Kalusha Bwalya, o abelha-negra do futebol zambiano

O ano é 1988 e o cenário desta epopeia são os Jogos Olímpicos de Seul, na Coreia do Sul. Em 19 de setembro, o Mundo conheceu o talento de Kalusha Bwalya, zambiano,  nascido em 16/08/1963, na cidade de Mufulira, e que fez um hattrick diante da sempre poderosa Itália, na vitória por 4-0 nos Jogos Olímpicos, numa das maiores atuações individuais de um jogador africano da história. A Zâmbia acabaria eliminada, apenas nos quartos-de-final, pela então Alemanha Ocidental (derrota por 4 -0), mas o seu nome já estava escrito na história.

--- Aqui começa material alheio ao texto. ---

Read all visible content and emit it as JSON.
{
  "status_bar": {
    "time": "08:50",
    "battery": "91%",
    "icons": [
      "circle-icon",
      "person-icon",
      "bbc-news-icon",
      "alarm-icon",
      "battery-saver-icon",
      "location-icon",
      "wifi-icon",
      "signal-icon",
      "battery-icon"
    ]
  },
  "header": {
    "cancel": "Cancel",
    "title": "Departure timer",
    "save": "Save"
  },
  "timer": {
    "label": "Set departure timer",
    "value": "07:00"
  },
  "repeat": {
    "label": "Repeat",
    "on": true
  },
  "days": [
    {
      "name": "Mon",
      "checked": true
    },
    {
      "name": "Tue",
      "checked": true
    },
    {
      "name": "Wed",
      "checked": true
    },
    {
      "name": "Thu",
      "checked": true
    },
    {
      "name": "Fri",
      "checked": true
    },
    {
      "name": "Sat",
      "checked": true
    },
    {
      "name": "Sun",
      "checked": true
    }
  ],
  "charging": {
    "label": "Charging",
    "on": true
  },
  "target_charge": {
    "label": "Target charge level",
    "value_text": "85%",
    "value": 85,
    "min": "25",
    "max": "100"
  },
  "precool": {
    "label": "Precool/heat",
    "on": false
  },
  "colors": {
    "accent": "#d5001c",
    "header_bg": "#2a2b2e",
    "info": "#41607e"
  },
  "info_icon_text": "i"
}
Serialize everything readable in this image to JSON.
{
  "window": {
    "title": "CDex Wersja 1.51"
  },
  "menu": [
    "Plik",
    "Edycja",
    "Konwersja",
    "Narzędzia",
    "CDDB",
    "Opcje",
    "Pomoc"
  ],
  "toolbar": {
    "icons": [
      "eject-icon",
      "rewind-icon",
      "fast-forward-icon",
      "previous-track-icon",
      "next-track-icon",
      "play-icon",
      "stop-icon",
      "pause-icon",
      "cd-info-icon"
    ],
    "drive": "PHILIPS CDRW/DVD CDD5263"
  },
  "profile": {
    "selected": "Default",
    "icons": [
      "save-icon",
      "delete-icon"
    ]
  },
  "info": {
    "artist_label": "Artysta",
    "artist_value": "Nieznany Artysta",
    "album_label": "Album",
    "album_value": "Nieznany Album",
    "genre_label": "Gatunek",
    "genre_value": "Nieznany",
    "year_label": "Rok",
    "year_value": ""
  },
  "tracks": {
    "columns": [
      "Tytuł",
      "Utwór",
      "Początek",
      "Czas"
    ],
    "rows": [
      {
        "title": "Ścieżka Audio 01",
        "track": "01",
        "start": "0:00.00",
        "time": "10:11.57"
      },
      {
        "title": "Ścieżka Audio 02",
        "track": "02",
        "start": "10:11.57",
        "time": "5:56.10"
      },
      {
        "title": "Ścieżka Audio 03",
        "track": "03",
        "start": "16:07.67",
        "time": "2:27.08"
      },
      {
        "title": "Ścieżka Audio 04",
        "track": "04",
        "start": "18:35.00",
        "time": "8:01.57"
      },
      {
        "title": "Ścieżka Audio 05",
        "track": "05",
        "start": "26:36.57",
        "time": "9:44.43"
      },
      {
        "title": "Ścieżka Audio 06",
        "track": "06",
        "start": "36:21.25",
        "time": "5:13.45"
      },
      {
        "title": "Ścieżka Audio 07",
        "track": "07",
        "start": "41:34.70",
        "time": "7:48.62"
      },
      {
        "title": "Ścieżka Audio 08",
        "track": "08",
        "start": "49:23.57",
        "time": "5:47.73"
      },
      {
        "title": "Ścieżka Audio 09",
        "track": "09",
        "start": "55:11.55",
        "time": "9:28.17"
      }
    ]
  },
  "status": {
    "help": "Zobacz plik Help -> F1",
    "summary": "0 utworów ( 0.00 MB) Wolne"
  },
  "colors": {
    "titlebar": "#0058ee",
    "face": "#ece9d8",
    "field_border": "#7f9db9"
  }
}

Começou muito cedo a dar nas vistas na Zâmbia, atuando pelo clube da sua cidade, o Mufulira Blackpool. No ano seguinte, ele transferiu-se para o outro clube local, o Mufulira, aonde ficou por cinco anos, conseguindo destacar-se no futebol local e sendo convocado para a Seleção de Zâmbia pela primeira vez em 1983. Seria uma questão de tempo até dar o salto para o futebol europeu devido à sua qualidade ser francamente superior aos dos demais colegas.

Essa vinda para a Europa aconteceu em 1985, quando o Cercle Brugge, clube belga, abriu as portas ao astro zambiano. O que dizer sobre a sua ida para a Bélgica? A melhor resposta é dizer que triunfou categoricamente! , Foi ídolo para a torcida, tendo-se tornado o melhor marcador do clube na sua primeira temporada, além de receber o prêmio de melhor atacante do Campeonato Belga por duas vezes consecutivas. Ao fim de quatro épocas na Bélgica, estava na hora de rumar a um campeonato mais exigente, com uma maior qualidade futebolística e eis que o "abelha-negra" assina pelo PSV, clube holandês.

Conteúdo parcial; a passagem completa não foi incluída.